Google a également publié le cahier des charges pour les développeurs, cahier des charges qui évoluera probablement mais qui, pour l’instant, comme expliqué sur le Journal du Net, proscrit toute forme de publicité dans les applications embarquées (Google se réserve donc toute la surface publicitaire de ses propres lunettes), et interdit également de collecter des données personnelles à des fins publicitaires ou de les transmettre à des régies externes. Google installe également un droit de douane à sens unique puisque lesdits développeurs ne pourront pas faire payer l’achat d’applications ni même jouer sur le héraut de l’intrusion à savoir les achats "in-app".
On apprend également que Google pourra les désactiver à distance. Vous ne pourrez donc ni les prêter ni les revendre. Officiellement c’est pour empêcher les phénomènes de revente pendant la phase de lancement du produit. Officiellement ...
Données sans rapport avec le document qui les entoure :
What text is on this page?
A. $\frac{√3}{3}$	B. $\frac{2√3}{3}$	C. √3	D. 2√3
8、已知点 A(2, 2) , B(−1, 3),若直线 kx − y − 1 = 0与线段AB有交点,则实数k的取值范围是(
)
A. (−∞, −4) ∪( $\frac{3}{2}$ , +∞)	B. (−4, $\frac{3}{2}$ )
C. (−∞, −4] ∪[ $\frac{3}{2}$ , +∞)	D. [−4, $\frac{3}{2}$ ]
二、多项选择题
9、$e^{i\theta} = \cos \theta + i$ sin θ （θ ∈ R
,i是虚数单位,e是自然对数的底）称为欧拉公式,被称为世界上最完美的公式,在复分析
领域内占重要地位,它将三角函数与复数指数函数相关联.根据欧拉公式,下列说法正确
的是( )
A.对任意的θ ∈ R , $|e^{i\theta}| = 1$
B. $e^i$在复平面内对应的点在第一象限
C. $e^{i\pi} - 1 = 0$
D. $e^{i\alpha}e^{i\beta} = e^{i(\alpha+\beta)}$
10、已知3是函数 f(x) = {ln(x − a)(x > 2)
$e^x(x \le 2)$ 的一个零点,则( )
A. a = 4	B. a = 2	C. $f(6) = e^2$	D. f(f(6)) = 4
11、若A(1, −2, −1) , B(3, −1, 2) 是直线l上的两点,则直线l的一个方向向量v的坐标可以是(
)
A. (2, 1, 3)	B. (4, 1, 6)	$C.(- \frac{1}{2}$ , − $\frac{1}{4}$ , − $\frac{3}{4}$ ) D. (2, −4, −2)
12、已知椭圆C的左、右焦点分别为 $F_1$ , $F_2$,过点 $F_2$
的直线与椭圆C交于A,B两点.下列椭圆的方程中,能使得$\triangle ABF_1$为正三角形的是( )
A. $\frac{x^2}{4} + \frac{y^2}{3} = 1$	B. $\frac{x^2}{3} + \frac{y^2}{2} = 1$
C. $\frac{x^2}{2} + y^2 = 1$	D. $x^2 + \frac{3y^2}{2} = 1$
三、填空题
A l’heure où semble se confirmer une prochaine connexion globale de l’ensemble des individus de la planète - connexion qui n’est d’ailleurs pas sans poser question tant il est effectivement probable qu’il sera demain, pour certaines populations, plus facile d’avoir accès à internet qu’à l’eau potable ou à de la nourriture - le mouvement de miniaturisation qui touche l’informatique grand public depuis les années 80 semble prendre de nouvelles orientations. En complément de cette miniaturisation, on pourrait parler d’une évolution depuis des "dispositifs informatiques prétextes", dispositifs qui servent du/les texte(s), à des "terminaux numériques prothétiques", terminaux qui font office de prothèse pour l’ensemble de nos interactions sociales et communicationnelles.
Soft-Ware
Par "dispositifs informatiques prétextes", j’entends le rôle et la place que continue de jouer l’écrit dans notre rapport au numérique, notamment via l’interaction du clavier. Même si j’ai eu l’occasion (notamment là, diapos 21 à 35 ou encore là) de m’alarmer de la possible et probable disparition desdits claviers et interactions écrites au profit d’un d’interactions pulsionnelles de type "pousse-bouton". N’en reste pas moins que le rapport au texte reste encore fondateur de l’essentiel de nos interactions en ligne, tant en consultation qu’en production.
Smart-Phone
L’arrivée des smartphones et les usages associés, la focalisation attentionnelle à laquelle ils nous incitent à chaque moment de notre vie tant pour garder une contenance que pour interagir réellement à distance ou pour garder tolérable notre peur de rater quelque chose (FOMO : Fear Of Missing Out), l’arrivée des smartphones disais-je, constitue le nouveau paradigme de cette "informatique prétexte", alliant miniaturisation, connexion haut débit permanente, et mélange des fonctions d’interaction vocales - le téléphone - et écrites - SMS, mails, etc.
Smart-Ware
Mais cette arrivée marque également le point de passage vers le second temps qui sera l’objet de ce billet, c’est à dire la bascule vers des terminaux numériques servant littéralement de prothèses, comme les Google Glasses.
Dans les usages, dans l’économie, et dans l’économie des usages, nous passons donc progressivement de la suprématie du "software" (le logiciel comme mémoire applicative externe), à celle du Smartphone (une "intelligence" externalisée) puis désormais à celle d’un "Smartware", un "portage intelligent", une "marchandise" ("ware") portée avec intelligence, une capacité à créer du lien, une intelligence du choix (inter-legere) le plus adapté possible (smart) entre différentes "marchandises" ou couches marchandes (ware).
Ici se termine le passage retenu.